Anne Frank: The Diary of a Young Girl
Jul 1, 2001 -
© Kathy Kehrli
On June 12, 1929, Annelise Frank was born in Germany to a well-to-do family. But as Hitler’s Nazi regime began patrolling the German streets, her father, Otto Frank lost most of his fortune and decided to uproot his family to the safe haven of Holland. Until her 11th birthday, Anne lived a relatively normal life. She attended Montessori School and had many friends of all religions. Everything abruptly changed the summer of 1940, when the Nazis invaded the Netherlands.

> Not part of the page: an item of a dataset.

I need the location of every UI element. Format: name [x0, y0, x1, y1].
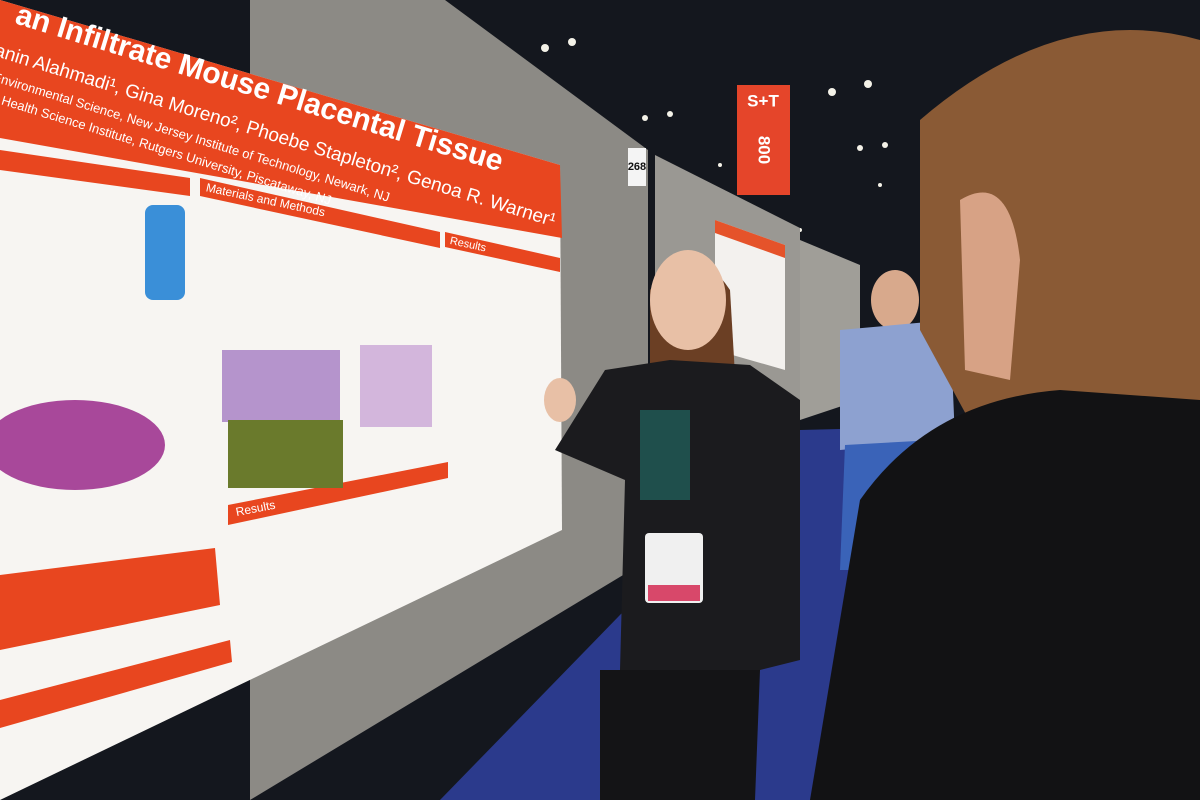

Anne, a Jew, was forced to wear the yellow Star of David and was transferred to the Jewish Lyceum the following school year. Otto Frank, no stranger to the Nazi’s tactics, began to plan his family’s escape, fearing the worst. So, in July 1942, when Anne’s older sister, Margot, was summoned for deportation to the labor camps, the Frank family disappeared. Aided by his non-Jewish business associates, Otto Frank, his wife and two daughters took refuge, hiding out in an annex over the company’s warehouse. Another business partner, his wife and teenage son, Peter, soon joined them. An eighth inhabitant, a family friend, moved in, not long after their arrival. Just weeks before their escape, Anne had celebrated her 13th birthday and received as a gift, a diary, which she named "Kitty." The hopes and longings, tragedies and tears, historical happenings and adolescent dreams penned within its pages later became Anne Frank: The Diary of a Young Girl, one of the most widely read pieces of nonfiction, second only to the Bible. For 25 long and grueling months, filled with arguments and hopes of liberation, documenting the adolescent pangs of one extraordinary girl, the diary follows Anne as she matures into a young woman: her first kiss; her misunderstandings with her mother; her struggles and her triumphs and her never waning belief "that people are really good at heart." Sadly, Anne didn’t live to see her prophesy to fulfillment. On August 4, 1944 the "Secret Annex" was raided. In March 1945, just two months prior to Holland’s liberation, Anne Frank died at Bergen-Belsen’s concentration camp. Of the eight inhabitants of the "Secret Annex," Otto Frank alone survived. Upon his return, protectorate Miep Gies presented him with Anne’s diary, salvaged from the ransacked warehouse after the Nazi's storm. Hatred and inhumanity may have cut her life short, but they were unable to silence Anne. Her words will live on for eternity in the pages of Anne Frank: The Diary of a Young Girl, the voice of a generation.